2: Concordante con lo anterior, ¿cómo comprendemos la posición del analista ante el paciente una vez que entra la dimensión de lo sociopolítico, si en esta dimensión parece no tener un rol y estatus diferenciado del paciente, puesto que son dos ciudadanos frente a la crisis y las heridas? Ya que diferenciarse podría ser sentido como una señal de imposición desde ese supuesto saber con su propia visión de sociedad. ¿Habrá que aprender a surfear entre el rol complementario del terapeuta y el simétrico como co–ciudadano? ¿qué flexibilidad se nos demanda? También nosotros podríamos estar como niños asustados, así como vio Víctor a su paciente Carlos.

3: Dos sueños de encuentros y desencuentros. Sueños de horror al desencuentro y de búsquedas de encuentro. Ahí está, pienso, la fuerza de lo que Víctor, citando a Castoriadis, llama la imaginación radical. Entre “tener la razón”, convencer con la razón, como si una razón lo ordenara todo (muy moderno y cartesiano) y, por otro lado, darle la razón a la relación en el intento de encuentro.

Entonces concluyo con más preguntas:

¿Qué escucha nos solicitan las heridas sociopolíticas con los pacientes actuales y por venir?
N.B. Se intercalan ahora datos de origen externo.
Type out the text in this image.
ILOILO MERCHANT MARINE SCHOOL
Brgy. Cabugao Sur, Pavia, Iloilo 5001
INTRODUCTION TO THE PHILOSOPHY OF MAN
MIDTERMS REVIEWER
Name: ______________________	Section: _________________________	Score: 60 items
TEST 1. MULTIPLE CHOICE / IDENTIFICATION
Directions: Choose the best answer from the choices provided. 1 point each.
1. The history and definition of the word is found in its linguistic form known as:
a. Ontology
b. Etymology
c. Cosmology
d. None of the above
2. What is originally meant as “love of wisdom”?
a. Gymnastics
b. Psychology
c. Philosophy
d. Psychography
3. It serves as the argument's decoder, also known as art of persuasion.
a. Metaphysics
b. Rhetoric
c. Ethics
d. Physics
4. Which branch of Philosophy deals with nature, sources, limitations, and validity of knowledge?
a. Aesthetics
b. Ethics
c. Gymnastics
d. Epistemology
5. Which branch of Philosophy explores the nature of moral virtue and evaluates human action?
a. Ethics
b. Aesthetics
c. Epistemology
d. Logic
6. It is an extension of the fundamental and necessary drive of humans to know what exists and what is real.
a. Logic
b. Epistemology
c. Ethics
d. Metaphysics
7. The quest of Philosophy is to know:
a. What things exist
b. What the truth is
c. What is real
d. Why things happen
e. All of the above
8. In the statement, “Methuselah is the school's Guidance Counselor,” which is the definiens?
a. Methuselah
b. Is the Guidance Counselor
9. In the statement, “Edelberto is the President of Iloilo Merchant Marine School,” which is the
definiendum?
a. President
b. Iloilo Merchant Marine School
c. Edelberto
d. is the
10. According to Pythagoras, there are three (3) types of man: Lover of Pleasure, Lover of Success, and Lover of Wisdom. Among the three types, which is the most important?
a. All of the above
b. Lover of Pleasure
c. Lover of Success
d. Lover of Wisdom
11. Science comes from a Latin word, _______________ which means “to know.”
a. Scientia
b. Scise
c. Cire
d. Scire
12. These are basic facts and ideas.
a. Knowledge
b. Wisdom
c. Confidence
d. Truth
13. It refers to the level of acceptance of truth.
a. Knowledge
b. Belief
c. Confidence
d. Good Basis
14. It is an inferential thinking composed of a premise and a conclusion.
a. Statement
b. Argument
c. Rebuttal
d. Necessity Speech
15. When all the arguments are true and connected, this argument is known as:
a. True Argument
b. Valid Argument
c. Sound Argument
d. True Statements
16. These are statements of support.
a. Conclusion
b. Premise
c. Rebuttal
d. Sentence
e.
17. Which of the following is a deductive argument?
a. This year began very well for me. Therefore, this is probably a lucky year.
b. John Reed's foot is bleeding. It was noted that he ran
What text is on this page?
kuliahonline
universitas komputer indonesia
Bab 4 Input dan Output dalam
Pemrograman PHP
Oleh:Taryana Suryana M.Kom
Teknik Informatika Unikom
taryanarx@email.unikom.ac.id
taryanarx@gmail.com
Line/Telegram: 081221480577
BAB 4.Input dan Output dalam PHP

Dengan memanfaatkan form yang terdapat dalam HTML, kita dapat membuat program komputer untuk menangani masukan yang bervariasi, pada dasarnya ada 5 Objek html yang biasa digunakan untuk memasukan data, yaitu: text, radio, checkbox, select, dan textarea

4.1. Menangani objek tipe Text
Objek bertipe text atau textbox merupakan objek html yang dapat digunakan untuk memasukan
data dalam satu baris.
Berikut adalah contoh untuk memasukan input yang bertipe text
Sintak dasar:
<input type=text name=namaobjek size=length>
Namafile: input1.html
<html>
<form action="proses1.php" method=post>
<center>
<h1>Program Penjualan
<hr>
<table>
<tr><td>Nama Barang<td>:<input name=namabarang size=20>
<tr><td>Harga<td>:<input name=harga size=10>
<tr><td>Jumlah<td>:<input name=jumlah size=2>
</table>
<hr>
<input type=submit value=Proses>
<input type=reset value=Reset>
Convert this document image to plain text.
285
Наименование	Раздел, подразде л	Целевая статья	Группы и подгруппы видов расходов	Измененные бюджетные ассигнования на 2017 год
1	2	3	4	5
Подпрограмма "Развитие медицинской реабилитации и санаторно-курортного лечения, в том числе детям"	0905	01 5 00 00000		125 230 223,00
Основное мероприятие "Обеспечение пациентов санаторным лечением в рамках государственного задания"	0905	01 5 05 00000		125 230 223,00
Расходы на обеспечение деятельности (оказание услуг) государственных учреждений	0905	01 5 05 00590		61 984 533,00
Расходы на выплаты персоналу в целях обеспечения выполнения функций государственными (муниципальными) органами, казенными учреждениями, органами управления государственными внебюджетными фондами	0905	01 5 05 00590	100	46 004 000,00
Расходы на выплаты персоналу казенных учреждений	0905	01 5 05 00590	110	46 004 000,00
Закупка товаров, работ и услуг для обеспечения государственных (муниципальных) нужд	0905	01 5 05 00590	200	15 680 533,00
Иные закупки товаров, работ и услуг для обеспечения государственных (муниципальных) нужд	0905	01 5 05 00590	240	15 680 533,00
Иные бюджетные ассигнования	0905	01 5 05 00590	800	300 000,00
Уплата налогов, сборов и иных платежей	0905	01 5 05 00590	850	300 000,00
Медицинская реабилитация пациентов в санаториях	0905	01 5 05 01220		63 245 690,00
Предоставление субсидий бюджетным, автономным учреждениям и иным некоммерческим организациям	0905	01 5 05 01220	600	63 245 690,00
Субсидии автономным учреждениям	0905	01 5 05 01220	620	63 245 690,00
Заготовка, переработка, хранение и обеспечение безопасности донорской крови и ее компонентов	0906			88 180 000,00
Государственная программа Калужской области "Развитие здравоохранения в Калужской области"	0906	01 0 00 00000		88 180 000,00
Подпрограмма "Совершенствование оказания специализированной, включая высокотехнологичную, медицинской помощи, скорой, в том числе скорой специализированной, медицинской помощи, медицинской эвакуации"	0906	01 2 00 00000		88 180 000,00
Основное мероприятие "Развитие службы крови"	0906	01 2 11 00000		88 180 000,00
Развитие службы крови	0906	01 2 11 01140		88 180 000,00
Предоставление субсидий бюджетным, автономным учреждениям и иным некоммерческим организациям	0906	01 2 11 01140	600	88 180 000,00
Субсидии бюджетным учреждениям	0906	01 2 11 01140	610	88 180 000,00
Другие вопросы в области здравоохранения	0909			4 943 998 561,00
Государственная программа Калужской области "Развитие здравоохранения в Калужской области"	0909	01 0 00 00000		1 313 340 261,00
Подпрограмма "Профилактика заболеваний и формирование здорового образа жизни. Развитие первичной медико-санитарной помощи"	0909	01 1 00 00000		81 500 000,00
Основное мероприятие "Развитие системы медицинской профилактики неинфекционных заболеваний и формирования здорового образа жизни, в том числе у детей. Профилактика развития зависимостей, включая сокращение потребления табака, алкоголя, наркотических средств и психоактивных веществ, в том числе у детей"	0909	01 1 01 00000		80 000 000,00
Nosotros, dedicados a lo humano, a lo relacional humano, ¿qué escuchas –así en plural– estamos dispuestos a poner en acción? ¿Cómo nuestra práctica profesional se hace caja de resonancia en estas escuchas, sin juicio, pero situados y sin esconder el lugar desde donde miramos? ¿Un escuchar desarmados?

¿Es el espacio clínico un microencuentro de lo colectivo, una apuesta a la reparación del tejido social? ¿Es, en términos de Bion, la oportunidad de una función alfa recíproca y mutuamente compartida al servicio de esta reparación?